Tę potrójną ofiarę serc waszych pozwólcie — Najmilsi! — że na zakończenie tego rozmyślania złożę w imieniu waszym na Ręce Matki Boskiej Bolesnej, stojącej pod Krzyżem Jezusowym, z tą pokorną prośbą:
„Ty coś płakała nad śmiercią Syna,
Przez Twe Łzy gorzkie, Matko jedyna,
Oddal śmiertelność, co lud zabija,
Broń nas od grzechu: Zdrowaś Marya!
Ty coś płomieni innych nie znała,
Tylko Miłością Boską pałała,
Spraw, niechaj pożar dom nasz omija,
Broń nas od piekła: Zdrowaś Marya!
Amen.
CYKL II: Ks. Józef Smołka – Królewski Znak. Krzyż Święty w życiu współczesnego człowieka. Poznań 1936r.
ROZWAŻANIE. REGULATOR ŻYCIA.
Dawid, król i prorok, przepowiada w drugim psalmie, że się będą burzyć przeciw Chrystusowi poganie i narody, królowie i książęta. „Czemu się wzburzyli poganie, a narody wymyślały próżne rzeczy? Stanęli wespół królowie ziemscy, a książęta zeszli się w gromadę przeciw Panu i przeciw Chrystusowi Jego“ (Ps. 2, 1-2).

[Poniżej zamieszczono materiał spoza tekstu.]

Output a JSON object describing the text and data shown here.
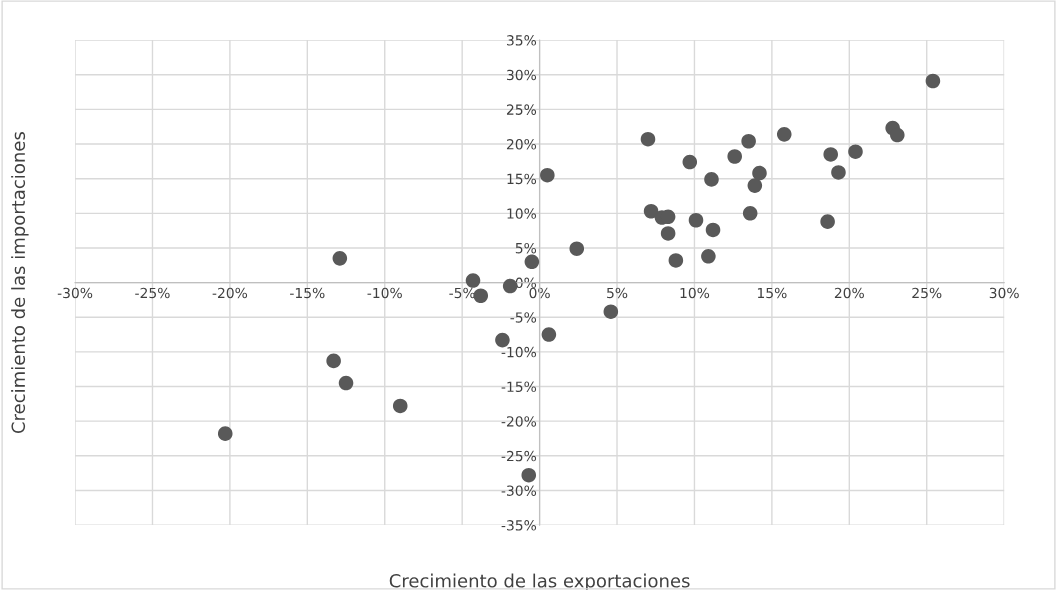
{
  "chart_data": {
    "type": "scatter",
    "xlabel": "Crecimiento de las exportaciones",
    "ylabel": "Crecimiento de las importaciones",
    "xlim": [
      -30,
      30
    ],
    "ylim": [
      -35,
      35
    ],
    "xticks": [
      {
        "value": -30,
        "label": "-30%"
      },
      {
        "value": -25,
        "label": "-25%"
      },
      {
        "value": -20,
        "label": "-20%"
      },
      {
        "value": -15,
        "label": "-15%"
      },
      {
        "value": -10,
        "label": "-10%"
      },
      {
        "value": -5,
        "label": "-5%"
      },
      {
        "value": 0,
        "label": "0%"
      },
      {
        "value": 5,
        "label": "5%"
      },
      {
        "value": 10,
        "label": "10%"
      },
      {
        "value": 15,
        "label": "15%"
      },
      {
        "value": 20,
        "label": "20%"
      },
      {
        "value": 25,
        "label": "25%"
      },
      {
        "value": 30,
        "label": "30%"
      }
    ],
    "yticks": [
      {
        "value": -35,
        "label": "-35%"
      },
      {
        "value": -30,
        "label": "-30%"
      },
      {
        "value": -25,
        "label": "-25%"
      },
      {
        "value": -20,
        "label": "-20%"
      },
      {
        "value": -15,
        "label": "-15%"
      },
      {
        "value": -10,
        "label": "-10%"
      },
      {
        "value": -5,
        "label": "-5%"
      },
      {
        "value": 0,
        "label": "0%"
      },
      {
        "value": 5,
        "label": "5%"
      },
      {
        "value": 10,
        "label": "10%"
      },
      {
        "value": 15,
        "label": "15%"
      },
      {
        "value": 20,
        "label": "20%"
      },
      {
        "value": 25,
        "label": "25%"
      },
      {
        "value": 30,
        "label": "30%"
      },
      {
        "value": 35,
        "label": "35%"
      }
    ],
    "grid": true,
    "marker": "circle",
    "series": [
      {
        "color": "#595959",
        "x": [
          -12.9,
          -4.3,
          -3.8,
          -1.9,
          -0.5,
          -2.4,
          -13.3,
          -12.5,
          -9.0,
          -20.3,
          -0.7,
          0.5,
          0.6,
          2.4,
          4.6,
          7.0,
          7.2,
          7.9,
          8.3,
          8.3,
          8.8,
          9.7,
          10.1,
          10.9,
          11.1,
          11.2,
          12.6,
          13.5,
          13.6,
          13.9,
          14.2,
          15.8,
          18.6,
          18.8,
          19.3,
          20.4,
          22.8,
          23.1,
          25.4
        ],
        "values": [
          3.5,
          0.3,
          -1.9,
          -0.5,
          3.0,
          -8.3,
          -11.3,
          -14.5,
          -17.8,
          -21.8,
          -27.8,
          15.5,
          -7.5,
          4.9,
          -4.2,
          20.7,
          10.3,
          9.4,
          9.5,
          7.1,
          3.2,
          17.4,
          9.0,
          3.8,
          14.9,
          7.6,
          18.2,
          20.4,
          10.0,
          14.0,
          15.8,
          21.4,
          8.8,
          18.5,
          15.9,
          18.9,
          22.3,
          21.3,
          29.1
        ]
      }
    ]
  }
}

Przepowiednia ta spełniła się w pierwszych wiekach chrześcijaństwa, gdy Ewangelia Chrystusowa prześladowana była na całym świecie. W ciągu wieków także niejeden naród i niejedno państwo buntowało się przeciw Chrystusowi
W XVI wieku wstrząsała całym światem powszechna rewolucja religijna Lutra, Zwingliego, Kalwina i wielu innych kacerzy. W czasach zaś współczesnych podnosi głowę międzynarodowe sprzysiężenie masońskie do walki z Chrystusem Panem i Kościołem Katolickim. Słychać wyzywające głosy: „Potargajmy więzy ich i zrzućmy ze siebie jarzmo ich“ (Ps. 2, 3). Tym jarzmem są Prawa Boga, Chrystusa i Kościoła. O tym jarzmie powiedział Zbawiciel: „Jarzmo moje wdzięczne jest, a brzemię moje lekkie“ (Mat. 11, 30). Mędrzec Pański poucza, że dobrze jest młodzieńcowi nosić jarzmo Pańskie od młodości. To bowiem jarzmo Pańskie życie daje, radość sprawia i do prawdziwej wolności prowadzi. Potarganie zaś naszych związków z Bogiem i odrzucenie jarzma Pańskiego, czyli Praw Bożych, nieszczęście, smutek i gorycz sprowadza, ruiny i zgliszcza duchowe powoduje i w ciężką niewolę wtrąca. Dlatego Dawid mówi o stosunku Boga do tego buntu narodów i państw te słowa: „Który mieszka w Niebiosach, wyśmieje się z nich, a Pan szydzić z nich będzie” (Ps. 2, 4). W tych słowach określa Psalmista Pański głupotę narodów i państw, odrzucających Ewangelię i występujących do walki z Chrystusem. Jest to bowiem walka o własne unicestwienie i nieszczęście. Chrystus, Żywot i Zmartwychwstanie, chce nam dać życie, szczęście i pokój. Ogłupieni zaś pychą ludzie narażają się na trudy i podejmują się poświęceń o zdobycie dla siebie i drugich nieszczęścia, niepokoju i zniszczenia. Na tym właśnie polega głupota narodów i państw, królów i książąt, walczących z Chrystusem i Kościołem.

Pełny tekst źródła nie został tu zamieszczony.